Depois de ler os originais de “Samba-enredo”, segundo romance do diplomata João Almino, o professor de Literatura Latino-Americana da USP, Jorge Schwartz, concluiu que o escritor conseguiu o que para muitos pareceria impossível: mostrar o cada vez mais incongruente Brasil dos anos 90, transformando o país numa grande alegoria.

Aplaudido pela crítica em 1987, quando lançou pela editora Brasiliense seu “Idéias para onde passar o fim do mundo” – em que contava a história de um escritor morto que volta à Terra para terminar o roteiro de seu. filme – Almino percorre novamente o caminho da narrativa fantástica para traçar o retrato de um Brasil trágico através das aventuras de Gigi, um computador apaixonado por sua dona, no caso uma escritora. É ele quem pensa: “Para ela canalizo meus sonidos, em voz grossa e morna, tentando disfarçar como posso minha frieza de máquina”.

Diplomata de carreira atualmente morando em São Francisco, nos Estados Unidos, Almino, 43 anos, está de férias no Brasil para o lançamento de “Samba-enredo” (amanhã, às 19h, na Livraria Bookmakers, na Gávea). Ele diz que o livro vai causar “uma espécie de estranhamento” no leitor, já que o narrador é uma máquina.

Neste novo romance, cujo enredo parte de um desfile de carnaval, Almino investe novamente num caminho próprio, capaz de contagiar seus numerosos fãs como a escritora Ana Maria Machado e o diplomata e poeta Francisco Alvim. Enquanto ela elogia a capacidade do autor de juntar ingredientes de ficção-científica e política numa ficção muito bem-humorada, Alvim já identificava no primeiro romance de Almino uma certa tensão filosófica, um tipo de inquietude própria dos heróis existencialistas, como os de Albert Camus.

Embora o computador Gigi tenha uma visão limitada, Almino dota a máquina de um olhar amplo, que lhe permite entrar nos “poros eletrônicos” dos mais diversos lugares e ver fatos e pessoas a partir de pontos de vista inusitados. Ao longo da narrativa desfilam personagens de uma imaginária vida política do país, como o presidente Paulo Antonio Fernandes, sua mulher Madalena, a professora Ana Kaufmann e sua filha, uma roqueira carnavalesca.

— Como se trata de uma narrativa muito ágil, centrada nesse desfile de carnaval que passa com rapidez pelas ruas, existem vários personagens secundários que servem para dar uma visão de conjunto com grandes pinceladas desse momento brasileiro não datado – diz Almino.

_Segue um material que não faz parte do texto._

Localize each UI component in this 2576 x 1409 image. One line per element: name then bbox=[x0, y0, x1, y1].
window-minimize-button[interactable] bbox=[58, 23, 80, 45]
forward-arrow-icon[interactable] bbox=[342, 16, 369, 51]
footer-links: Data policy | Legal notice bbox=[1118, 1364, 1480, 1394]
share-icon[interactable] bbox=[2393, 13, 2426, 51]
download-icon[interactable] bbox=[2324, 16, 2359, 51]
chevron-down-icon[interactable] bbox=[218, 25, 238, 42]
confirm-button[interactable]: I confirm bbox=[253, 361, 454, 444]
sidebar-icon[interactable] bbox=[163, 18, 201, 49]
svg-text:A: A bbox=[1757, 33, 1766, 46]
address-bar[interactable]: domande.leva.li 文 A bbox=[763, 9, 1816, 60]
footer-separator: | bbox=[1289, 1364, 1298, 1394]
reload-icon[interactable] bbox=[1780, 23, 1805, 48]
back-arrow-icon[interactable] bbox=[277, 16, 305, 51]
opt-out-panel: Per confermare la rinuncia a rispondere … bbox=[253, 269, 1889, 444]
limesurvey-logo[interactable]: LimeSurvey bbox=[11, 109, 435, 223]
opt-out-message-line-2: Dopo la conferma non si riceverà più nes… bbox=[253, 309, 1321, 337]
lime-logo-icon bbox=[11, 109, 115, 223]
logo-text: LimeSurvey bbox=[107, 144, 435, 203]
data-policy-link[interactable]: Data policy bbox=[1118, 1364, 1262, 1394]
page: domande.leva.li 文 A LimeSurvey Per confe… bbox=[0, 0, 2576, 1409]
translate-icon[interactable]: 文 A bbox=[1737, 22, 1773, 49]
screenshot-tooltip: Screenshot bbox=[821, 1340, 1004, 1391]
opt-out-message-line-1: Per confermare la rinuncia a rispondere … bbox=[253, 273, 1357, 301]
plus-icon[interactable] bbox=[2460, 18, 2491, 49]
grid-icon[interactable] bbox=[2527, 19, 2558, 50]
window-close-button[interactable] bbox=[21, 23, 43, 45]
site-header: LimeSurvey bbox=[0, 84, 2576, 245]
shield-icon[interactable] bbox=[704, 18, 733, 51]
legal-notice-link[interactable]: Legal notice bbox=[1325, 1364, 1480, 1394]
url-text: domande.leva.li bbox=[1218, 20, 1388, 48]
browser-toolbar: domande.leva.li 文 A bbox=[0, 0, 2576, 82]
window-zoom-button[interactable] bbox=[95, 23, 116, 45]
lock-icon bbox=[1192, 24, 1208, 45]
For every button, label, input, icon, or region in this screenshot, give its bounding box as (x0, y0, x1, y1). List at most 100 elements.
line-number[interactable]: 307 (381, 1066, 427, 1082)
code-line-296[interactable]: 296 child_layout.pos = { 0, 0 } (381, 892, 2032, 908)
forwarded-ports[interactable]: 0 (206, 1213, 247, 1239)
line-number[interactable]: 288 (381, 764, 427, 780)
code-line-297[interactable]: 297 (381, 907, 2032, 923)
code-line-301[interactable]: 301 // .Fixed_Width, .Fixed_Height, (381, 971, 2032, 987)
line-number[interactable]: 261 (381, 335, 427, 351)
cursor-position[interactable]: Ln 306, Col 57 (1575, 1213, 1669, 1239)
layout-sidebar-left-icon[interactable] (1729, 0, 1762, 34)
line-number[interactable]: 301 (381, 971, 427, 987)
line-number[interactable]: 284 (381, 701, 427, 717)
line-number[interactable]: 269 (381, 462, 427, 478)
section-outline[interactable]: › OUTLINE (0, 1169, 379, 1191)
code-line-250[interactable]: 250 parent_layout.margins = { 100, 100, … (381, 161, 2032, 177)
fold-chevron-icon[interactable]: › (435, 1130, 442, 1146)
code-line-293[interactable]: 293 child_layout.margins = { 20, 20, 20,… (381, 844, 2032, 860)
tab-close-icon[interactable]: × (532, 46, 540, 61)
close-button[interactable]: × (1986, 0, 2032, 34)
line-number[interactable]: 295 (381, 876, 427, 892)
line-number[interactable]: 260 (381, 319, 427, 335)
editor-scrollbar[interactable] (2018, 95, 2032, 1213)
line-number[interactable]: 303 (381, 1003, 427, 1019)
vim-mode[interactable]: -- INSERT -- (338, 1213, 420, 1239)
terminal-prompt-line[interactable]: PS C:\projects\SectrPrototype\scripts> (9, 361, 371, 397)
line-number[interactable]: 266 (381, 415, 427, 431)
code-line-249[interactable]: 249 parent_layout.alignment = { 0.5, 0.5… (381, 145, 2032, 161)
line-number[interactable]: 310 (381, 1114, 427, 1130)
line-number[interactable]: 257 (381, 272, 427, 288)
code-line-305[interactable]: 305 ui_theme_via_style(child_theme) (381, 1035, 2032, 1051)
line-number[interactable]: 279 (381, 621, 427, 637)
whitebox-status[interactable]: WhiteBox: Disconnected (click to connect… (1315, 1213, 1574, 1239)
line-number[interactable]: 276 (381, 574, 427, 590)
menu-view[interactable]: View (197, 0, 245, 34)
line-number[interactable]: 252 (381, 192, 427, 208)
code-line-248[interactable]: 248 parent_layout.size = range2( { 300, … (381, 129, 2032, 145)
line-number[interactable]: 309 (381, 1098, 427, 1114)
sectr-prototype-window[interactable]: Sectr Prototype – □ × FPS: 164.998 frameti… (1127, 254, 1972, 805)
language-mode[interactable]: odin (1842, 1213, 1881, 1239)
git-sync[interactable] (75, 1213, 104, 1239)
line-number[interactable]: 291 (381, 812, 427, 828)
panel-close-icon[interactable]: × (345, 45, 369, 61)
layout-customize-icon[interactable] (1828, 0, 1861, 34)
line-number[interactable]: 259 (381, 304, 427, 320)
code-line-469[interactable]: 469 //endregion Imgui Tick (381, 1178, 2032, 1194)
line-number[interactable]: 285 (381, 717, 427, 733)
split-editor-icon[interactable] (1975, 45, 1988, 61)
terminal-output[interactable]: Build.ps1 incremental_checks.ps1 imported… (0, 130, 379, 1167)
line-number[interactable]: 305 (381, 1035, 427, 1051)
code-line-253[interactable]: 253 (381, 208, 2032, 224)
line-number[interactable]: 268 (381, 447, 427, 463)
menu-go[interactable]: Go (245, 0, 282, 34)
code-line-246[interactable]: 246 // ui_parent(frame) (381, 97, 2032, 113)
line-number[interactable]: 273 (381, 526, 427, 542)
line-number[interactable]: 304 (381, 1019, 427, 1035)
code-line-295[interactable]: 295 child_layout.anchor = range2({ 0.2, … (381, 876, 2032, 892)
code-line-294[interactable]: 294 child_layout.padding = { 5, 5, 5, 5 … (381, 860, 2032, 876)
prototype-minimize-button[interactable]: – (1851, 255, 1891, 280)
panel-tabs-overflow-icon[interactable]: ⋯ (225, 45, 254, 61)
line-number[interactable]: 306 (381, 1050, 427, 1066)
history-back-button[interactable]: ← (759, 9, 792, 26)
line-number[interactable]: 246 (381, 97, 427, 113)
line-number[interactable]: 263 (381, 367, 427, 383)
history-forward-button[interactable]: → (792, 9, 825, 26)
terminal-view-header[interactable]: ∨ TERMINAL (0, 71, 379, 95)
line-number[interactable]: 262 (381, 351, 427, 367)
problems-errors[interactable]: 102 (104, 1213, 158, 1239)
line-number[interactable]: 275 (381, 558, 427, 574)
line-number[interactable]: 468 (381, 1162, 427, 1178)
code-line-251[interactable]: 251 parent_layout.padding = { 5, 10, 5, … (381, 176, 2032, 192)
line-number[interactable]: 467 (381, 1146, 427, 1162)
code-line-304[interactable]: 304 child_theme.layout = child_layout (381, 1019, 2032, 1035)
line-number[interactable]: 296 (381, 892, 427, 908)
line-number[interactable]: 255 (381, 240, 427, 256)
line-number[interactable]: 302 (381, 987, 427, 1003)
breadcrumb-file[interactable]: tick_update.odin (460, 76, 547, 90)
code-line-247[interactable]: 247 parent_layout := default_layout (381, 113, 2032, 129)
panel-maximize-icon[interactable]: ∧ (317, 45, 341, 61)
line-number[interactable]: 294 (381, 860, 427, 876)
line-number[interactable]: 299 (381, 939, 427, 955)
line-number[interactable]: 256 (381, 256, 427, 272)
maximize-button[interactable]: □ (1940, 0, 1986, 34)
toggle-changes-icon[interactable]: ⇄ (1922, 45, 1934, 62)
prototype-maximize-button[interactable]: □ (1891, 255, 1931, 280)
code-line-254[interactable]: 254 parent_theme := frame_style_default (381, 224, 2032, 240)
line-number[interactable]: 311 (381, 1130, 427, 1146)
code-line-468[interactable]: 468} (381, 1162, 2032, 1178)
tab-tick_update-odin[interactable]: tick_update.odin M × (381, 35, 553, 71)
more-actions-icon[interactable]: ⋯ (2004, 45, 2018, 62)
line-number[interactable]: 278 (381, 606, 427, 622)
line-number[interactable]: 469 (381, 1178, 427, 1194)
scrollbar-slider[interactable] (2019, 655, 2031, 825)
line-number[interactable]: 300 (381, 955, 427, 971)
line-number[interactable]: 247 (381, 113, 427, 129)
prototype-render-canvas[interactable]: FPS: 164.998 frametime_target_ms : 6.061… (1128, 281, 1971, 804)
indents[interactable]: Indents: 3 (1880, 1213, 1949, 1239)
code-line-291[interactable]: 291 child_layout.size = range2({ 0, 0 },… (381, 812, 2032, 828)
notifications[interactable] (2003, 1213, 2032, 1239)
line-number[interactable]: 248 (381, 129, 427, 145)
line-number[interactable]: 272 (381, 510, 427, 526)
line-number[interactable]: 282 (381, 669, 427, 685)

0 professor de Teoria Literária da Unicamp, Haquira Osakabe, diz que com este livro Almino se iguala aos dois melhores romancistas de sua geração, ao lado do amazonense Milton Hatoum e do sergipano Francisco Dantas. E explica que, com “Samba-enredo”, o autor reconta seu primeiro romance, “Idéias para onde passar o fim do mundo”. Para Osakabe, é como se os dados, fichas e anotações daquele primeiro romance ainda estivessem na memória do computador, e este se visse levado a rever sua própria memória. E é desta tentativa de reordenar os dados e obter deles uma nova visão que nasce “Samba-enredo”.

— Se no primeiro livro todo o drama está aludido, no segundo o drama surge através de um viés não suspeitado. Tudo levaria a crer que a trama teria um caráter político, mas na verdade o computador descobre que ela é de ordem amorosa. Ou seja, “Samba-enredo” tem um lado político possível, que não é. E um lado amoroso impossível, mas que é.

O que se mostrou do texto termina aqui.